Hyponatremia and Central Pontine Myelinolysis

What is hyponatremia? Information regarding CPM and EPM.

Archive for the tag “Dr. Sterns”

Hyponatremia: What you should really know to prevent CPM and EPM.

Today has been a rough day for me. I knew that my hyponatremia was treated incorrectly when I developed Extra Pontine Myelinolysis. However, I didn’t realize to what extent my treatment of hyponatremia was mismanaged.

It is absolutely a fundamental point of this blog to try to prevent ANYONE from having to live with this injury. There is no reason anyone should.

So, in this post, I am going to try to simplify the steps of how hyponatremia should be treated.

First, it is important for you to recognize the symptoms. *Please see my earlier posts for those*

Once you realize there is a problem, seek treatment. It is an emergency.

A basic metabolic panel should be ordered to determine if your sodium levels are low.

Next, it is important for the doctor to figure out WHY you have hyponatremia, and how LONG you have had it.

If they can’t figure out the time line, then it is better for them to assume that it is chronic because it is more likely that you will develop CPM if they treat chronic hyponatremia too quickly versus acute. (Acute is when sodium has been too low for less than 48 hours. Chronic is when sodium levels have been low for more than 48 hours).

Acute hyponatremia can cause severe symptoms such as seizures, respiratory distress and coma. The severity of symptoms determines how quickly the levels should be raised. However, it is generally accepted that once your symptoms begin to improve, the treatment should be decreased or halted.

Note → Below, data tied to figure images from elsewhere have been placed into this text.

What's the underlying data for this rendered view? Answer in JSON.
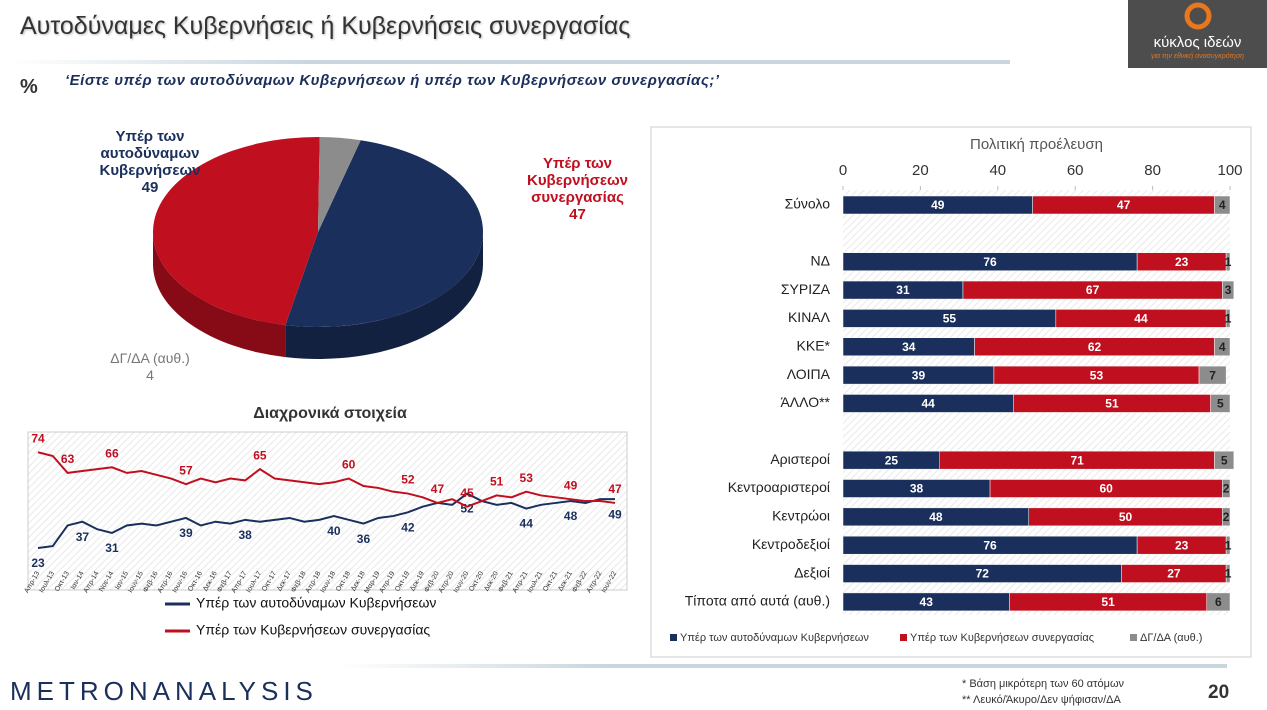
{
  "header": {
    "title": "Αυτοδύναμες Κυβερνήσεις ή Κυβερνήσεις συνεργασίας",
    "percent_sign": "%",
    "question": "‘Είστε υπέρ των αυτοδύναμων Κυβερνήσεων ή υπέρ των Κυβερνήσεων συνεργασίας;’"
  },
  "logo": {
    "name": "κύκλος ιδεών",
    "tagline": "για την εθνική ανασυγκρότηση"
  },
  "chart_data": [
    {
      "type": "pie",
      "categories": [
        "Υπέρ των αυτοδύναμων Κυβερνήσεων",
        "Υπέρ των Κυβερνήσεων συνεργασίας",
        "ΔΓ/ΔΑ (αυθ.)"
      ],
      "values": [
        49,
        47,
        4
      ],
      "colors": [
        "#1b2f5c",
        "#c0101f",
        "#8c8c8c"
      ]
    },
    {
      "type": "line",
      "title": "Διαχρονικά στοιχεία",
      "x": [
        "Απρ-13",
        "Ιουλ-13",
        "Οκτ-13",
        "Ιαν-14",
        "Απρ-14",
        "Νοε-14",
        "Ιαν-15",
        "Ιουν-15",
        "Φεβ-16",
        "Απρ-16",
        "Ιουν-16",
        "Οκτ-16",
        "Δεκ-16",
        "Φεβ-17",
        "Απρ-17",
        "Ιουλ-17",
        "Οκτ-17",
        "Δεκ-17",
        "Φεβ-18",
        "Απρ-18",
        "Ιουν-18",
        "Οκτ-18",
        "Δεκ-18",
        "Μαρ-19",
        "Απρ-19",
        "Οκτ-19",
        "Δεκ-19",
        "Φεβ-20",
        "Απρ-20",
        "Ιουν-20",
        "Οκτ-20",
        "Δεκ-20",
        "Φεβ-21",
        "Απρ-21",
        "Ιουλ-21",
        "Οκτ-21",
        "Δεκ-21",
        "Φεβ-22",
        "Απρ-22",
        "Ιουν-22"
      ],
      "ylim": [
        15,
        80
      ],
      "series": [
        {
          "name": "Υπέρ των αυτοδύναμων Κυβερνήσεων",
          "color": "#1b2f5c",
          "values": [
            23,
            24,
            35,
            37,
            33,
            31,
            35,
            36,
            35,
            37,
            39,
            35,
            37,
            36,
            38,
            37,
            38,
            39,
            37,
            38,
            40,
            38,
            36,
            39,
            40,
            42,
            45,
            47,
            46,
            52,
            48,
            46,
            47,
            44,
            46,
            47,
            48,
            47,
            49,
            49
          ],
          "value_labels": [
            "23",
            null,
            null,
            "37",
            null,
            "31",
            null,
            null,
            null,
            null,
            "39",
            null,
            null,
            null,
            "38",
            null,
            null,
            null,
            null,
            null,
            "40",
            null,
            "36",
            null,
            null,
            "42",
            null,
            null,
            null,
            "52",
            null,
            null,
            null,
            "44",
            null,
            null,
            "48",
            null,
            null,
            "49"
          ]
        },
        {
          "name": "Υπέρ των Κυβερνήσεων συνεργασίας",
          "color": "#c0101f",
          "values": [
            74,
            72,
            63,
            64,
            65,
            66,
            63,
            64,
            62,
            60,
            57,
            60,
            58,
            60,
            59,
            65,
            60,
            59,
            58,
            57,
            58,
            60,
            56,
            55,
            53,
            52,
            50,
            47,
            49,
            45,
            48,
            51,
            50,
            53,
            51,
            50,
            49,
            48,
            48,
            47
          ],
          "value_labels": [
            "74",
            null,
            "63",
            null,
            null,
            "66",
            null,
            null,
            null,
            null,
            "57",
            null,
            null,
            null,
            null,
            "65",
            null,
            null,
            null,
            null,
            null,
            "60",
            null,
            null,
            null,
            "52",
            null,
            "47",
            null,
            "45",
            null,
            "51",
            null,
            "53",
            null,
            null,
            "49",
            null,
            null,
            "47"
          ]
        }
      ]
    },
    {
      "type": "bar",
      "orientation": "horizontal",
      "stacked": true,
      "title": "Πολιτική προέλευση",
      "categories": [
        "Σύνολο",
        null,
        "ΝΔ",
        "ΣΥΡΙΖΑ",
        "ΚΙΝΑΛ",
        "ΚΚΕ*",
        "ΛΟΙΠΑ",
        "ΆΛΛΟ**",
        null,
        "Αριστεροί",
        "Κεντροαριστεροί",
        "Κεντρώοι",
        "Κεντροδεξιοί",
        "Δεξιοί",
        "Τίποτα από αυτά (αυθ.)"
      ],
      "xlim": [
        0,
        100
      ],
      "xticks": [
        0,
        20,
        40,
        60,
        80,
        100
      ],
      "series": [
        {
          "name": "Υπέρ των αυτοδύναμων Κυβερνήσεων",
          "color": "#1b2f5c",
          "values": [
            49,
            null,
            76,
            31,
            55,
            34,
            39,
            44,
            null,
            25,
            38,
            48,
            76,
            72,
            43
          ]
        },
        {
          "name": "Υπέρ των Κυβερνήσεων συνεργασίας",
          "color": "#c0101f",
          "values": [
            47,
            null,
            23,
            67,
            44,
            62,
            53,
            51,
            null,
            71,
            60,
            50,
            23,
            27,
            51
          ]
        },
        {
          "name": "ΔΓ/ΔΑ (αυθ.)",
          "color": "#8c8c8c",
          "values": [
            4,
            null,
            1,
            3,
            1,
            4,
            7,
            5,
            null,
            5,
            2,
            2,
            1,
            1,
            6
          ]
        }
      ]
    }
  ],
  "footer": {
    "brand": "METRONANALYSIS",
    "notes": [
      "*  Βάση μικρότερη των 60 ατόμων",
      "** Λευκό/Άκυρο/Δεν ψήφισαν/ΔΑ"
    ],
    "page": "20"
  }
}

According to Dr. Sterns, an expert on hyponatremia, acute hyponatremia should be treated in the following manner, “should be treated immediately with a bolus infusion of 100 mL of 3% NaCl to acutely reduce brain edema, with up to 2 additional 100-mL 3% NaCl bolus infusions that should be given at 10-minute intervals if there is no clinical improvement.10 We believe that this is a reasonable regimen for all symptomatic patients with acute hyponatremia…” (use the link below to find the information).

According to Dr. Sterns, chronic hyponatremia should be treated with “…we suggest a goal of 6 to 8 mmol/L in 24 hours, 12 to 14 mmol/L in 48 hours, and 14 to 16 mmol/L in 72 hours.” (http://www.uphs.upenn.edu/renal/important%20pdf%20III/Sterns%20-%20The%20Treatment%20of%20Hyponatremia.pdf)

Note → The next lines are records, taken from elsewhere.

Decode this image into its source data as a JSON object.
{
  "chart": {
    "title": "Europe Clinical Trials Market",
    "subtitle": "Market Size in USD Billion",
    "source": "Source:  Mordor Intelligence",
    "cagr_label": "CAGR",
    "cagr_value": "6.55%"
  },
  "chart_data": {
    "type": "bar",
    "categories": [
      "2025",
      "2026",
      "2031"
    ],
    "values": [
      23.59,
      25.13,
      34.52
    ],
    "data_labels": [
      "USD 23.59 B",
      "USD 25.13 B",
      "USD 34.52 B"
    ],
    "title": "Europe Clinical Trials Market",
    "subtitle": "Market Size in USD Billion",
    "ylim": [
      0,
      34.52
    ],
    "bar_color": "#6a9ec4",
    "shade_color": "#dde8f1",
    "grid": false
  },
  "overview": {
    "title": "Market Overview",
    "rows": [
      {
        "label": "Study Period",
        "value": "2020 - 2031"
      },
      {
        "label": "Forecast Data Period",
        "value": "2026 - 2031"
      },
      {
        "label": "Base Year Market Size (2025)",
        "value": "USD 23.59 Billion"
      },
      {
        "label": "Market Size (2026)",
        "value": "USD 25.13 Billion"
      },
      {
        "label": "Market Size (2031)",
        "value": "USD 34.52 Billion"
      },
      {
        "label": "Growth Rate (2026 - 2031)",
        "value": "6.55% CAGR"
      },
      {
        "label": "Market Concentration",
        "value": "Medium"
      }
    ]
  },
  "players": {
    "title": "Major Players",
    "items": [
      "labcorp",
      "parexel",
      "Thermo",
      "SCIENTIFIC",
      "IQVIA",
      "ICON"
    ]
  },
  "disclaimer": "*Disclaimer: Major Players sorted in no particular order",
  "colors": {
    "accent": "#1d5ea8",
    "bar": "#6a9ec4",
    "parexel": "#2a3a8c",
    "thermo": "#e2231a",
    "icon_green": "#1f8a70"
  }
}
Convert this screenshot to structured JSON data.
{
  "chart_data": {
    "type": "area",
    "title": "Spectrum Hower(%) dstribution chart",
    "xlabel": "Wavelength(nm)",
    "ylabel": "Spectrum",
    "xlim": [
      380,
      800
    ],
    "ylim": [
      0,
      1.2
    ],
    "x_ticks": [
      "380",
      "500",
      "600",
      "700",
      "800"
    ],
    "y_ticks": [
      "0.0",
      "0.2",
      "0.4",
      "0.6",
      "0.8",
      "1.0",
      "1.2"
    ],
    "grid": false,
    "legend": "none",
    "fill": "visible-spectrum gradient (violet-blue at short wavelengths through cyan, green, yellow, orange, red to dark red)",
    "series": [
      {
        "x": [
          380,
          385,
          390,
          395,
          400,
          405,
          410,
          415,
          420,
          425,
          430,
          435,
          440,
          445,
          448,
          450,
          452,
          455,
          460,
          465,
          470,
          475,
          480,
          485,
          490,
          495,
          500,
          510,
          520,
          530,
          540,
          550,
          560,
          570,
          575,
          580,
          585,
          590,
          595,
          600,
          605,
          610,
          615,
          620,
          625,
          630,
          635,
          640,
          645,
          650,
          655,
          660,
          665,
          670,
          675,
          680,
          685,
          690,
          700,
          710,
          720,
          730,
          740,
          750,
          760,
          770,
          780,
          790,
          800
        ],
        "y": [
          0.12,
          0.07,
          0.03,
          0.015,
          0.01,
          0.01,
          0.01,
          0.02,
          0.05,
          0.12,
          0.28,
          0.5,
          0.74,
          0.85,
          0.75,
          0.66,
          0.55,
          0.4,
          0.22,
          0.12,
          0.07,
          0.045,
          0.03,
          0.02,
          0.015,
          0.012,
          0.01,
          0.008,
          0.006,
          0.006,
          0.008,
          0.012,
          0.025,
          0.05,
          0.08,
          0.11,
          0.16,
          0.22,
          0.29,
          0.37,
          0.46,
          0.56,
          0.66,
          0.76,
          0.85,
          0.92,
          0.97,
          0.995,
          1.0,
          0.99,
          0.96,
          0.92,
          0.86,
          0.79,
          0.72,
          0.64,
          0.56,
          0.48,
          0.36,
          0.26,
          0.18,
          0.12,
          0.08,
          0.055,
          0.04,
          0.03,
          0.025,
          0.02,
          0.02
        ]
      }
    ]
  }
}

The cause of your hyponatremia is extremely important because it absolutely determines what treatment you should receive.

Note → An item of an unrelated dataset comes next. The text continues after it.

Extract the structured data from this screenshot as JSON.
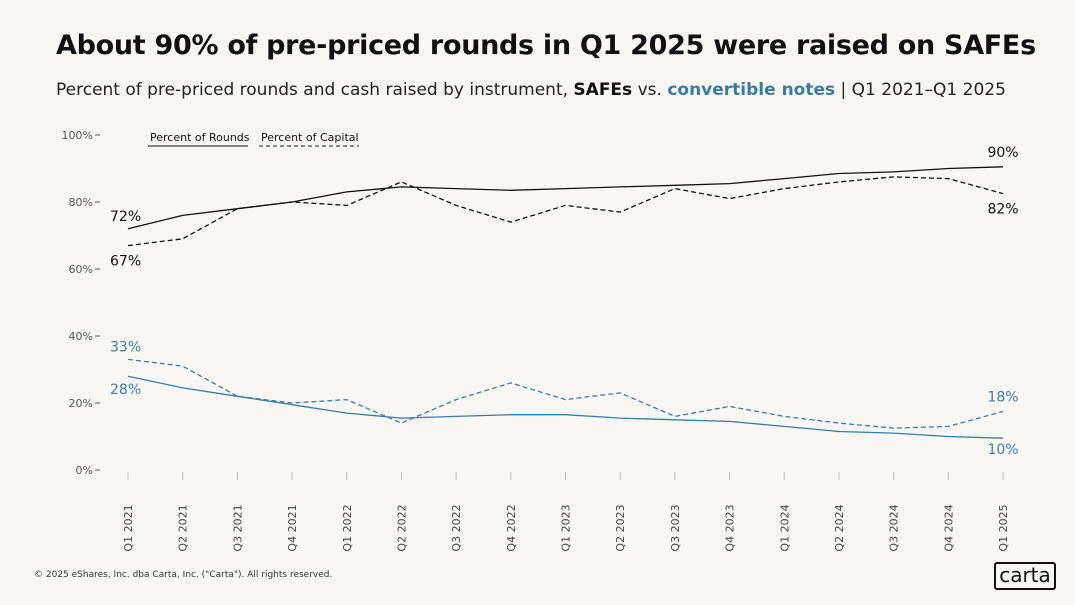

For instance, if a drug has caused your hyponatremia, like a diuretic, then the first course of treatment is to stop taking the diuretic. Sometimes, just discontinuing the medication is enough to reverse the low sodium.

I HIGHLY recommend the following article posted by the Cleveland Clinic that outlines in exact detail which types of treatments based on the cause of the hyponatremia.

There is little question that if you are on a 3% saline solution for treatment, that your sodium levels should be monitored every 1 to 2 HOURS. As soon as your levels start to increase to the point that your symptoms start to resolve, even BEFORE it reaches the 6 to 8 m/mol GOAL, the 3% saline should be halted. This will stop your levels from reaching the “danger zone” which is approximately 8 to 12 m/mol in the first 24 hours with chronic hyponatremia. It is generally accepted that with acute hyponatremia that you can raise the levels a bit faster and not risk CPM or EPM.

ONE OF THE MOST IMPORTANT FACTORS TO REALIZE: IF YOUR LEVELS HAVE BEEN INCREASED TOO QUICKLY, THEN THEY CAN BE DECREASED BACK TO A HYPONATREMIC STATE TO PREVENT CENTRAL PONTINE MYELINOLYSIS. IT IS BELIEVE THAT THIS DROP CAN OCCUR DURING A 5 DAY PERIOD AFTER THE RAPID CORRECTION OCCURRED.

For further information and more detailed description of these steps as well as how to treat certain types of hyponatremia, please access this article: http://www.ccjm.org/content/77/10/715.full

These simple steps could save your life!